Meine Meinung zu diesem Buch:

Die Handlung dieses Buch fängt sofort an. Eine lange Vorgeschichte gibt es nicht, was mir sehr gut gefällt.

Auch sonst ist das Buch lesenswert und interessant. Addie und Louis sind sofort sympathisch. Zwei alte Menschen, die sich als Nachbarn schon lange kennen. Nun wird aus Nachbarschaft Freundschaft. Sie erzählen sich einander, was sie in der Vergangenheit erlebt haben. Jeder von ihnen musste schon ein schweres Schicksal meistern. Addie hat ihre Tochter Connie verloren und sie erzählt Louis davon, wie es passiert ist. Und Louis hat einmal seine Frau Diane mit einer Lehrerkollegin betrogen – und kehrte wieder zurück zu Diane.

Es ist rührend und nie kitschig, was Addie und Louis miteinander unternehmen und wie sie versuchen, Zeit miteinander zu verbringen.

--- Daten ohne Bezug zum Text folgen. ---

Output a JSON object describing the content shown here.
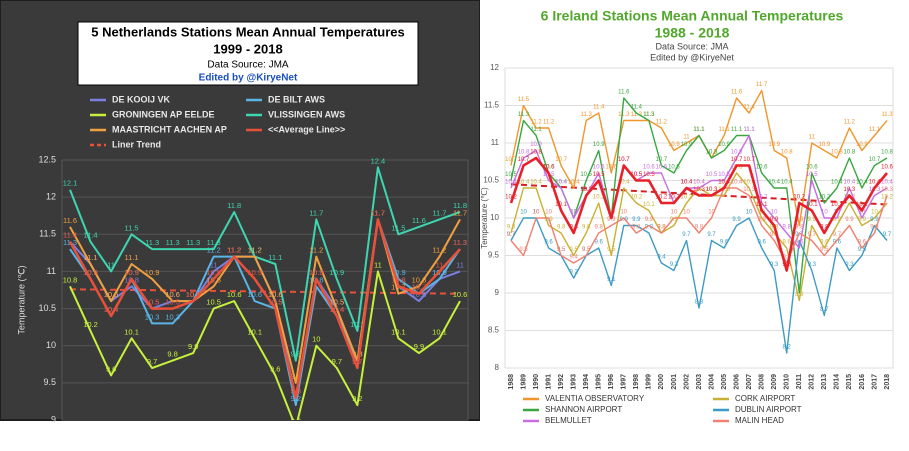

Dem üblichen „Dorftratsch“, der nicht ausbleibt, können sie nicht ausweichen. Aber er bringt sie nicht dazu, ihre Freundschaft aufzugeben. Ein größeres Problem sind die „lieben“ Verwandten – Addies Sohn und Louis’ Tochter -, die meinen, ihren Eltern Vorschriften machen zu müssen.

Dieser Roman bleibt also immer interessant. Leicht lesbar ist er geschrieben, in einem einfachen, schönen Schreibstil, aus der auktorialen Erzählperspektive (also kein Ich-Erzähler) in vorwiegend kurzen Sätzen. Sympathisch sind Addie und Louis schon ab dem ersten Kapitel und als Leserin wünschte ich mir gleich zu Anfang, dass ihre Freundschaft sich entwickeln darf.

 

Mein Fazit:

Für mich ist „Unsere Seelen bei Nacht“ von Kent Haruf ein wunderbar leichtfüßiger Roman mit sympathischen Hauptcharakteren, den ich sehr gerne gelesen habe. Ich vergebe diesem Buch fünf Sterne und eine Weiterempfehlung.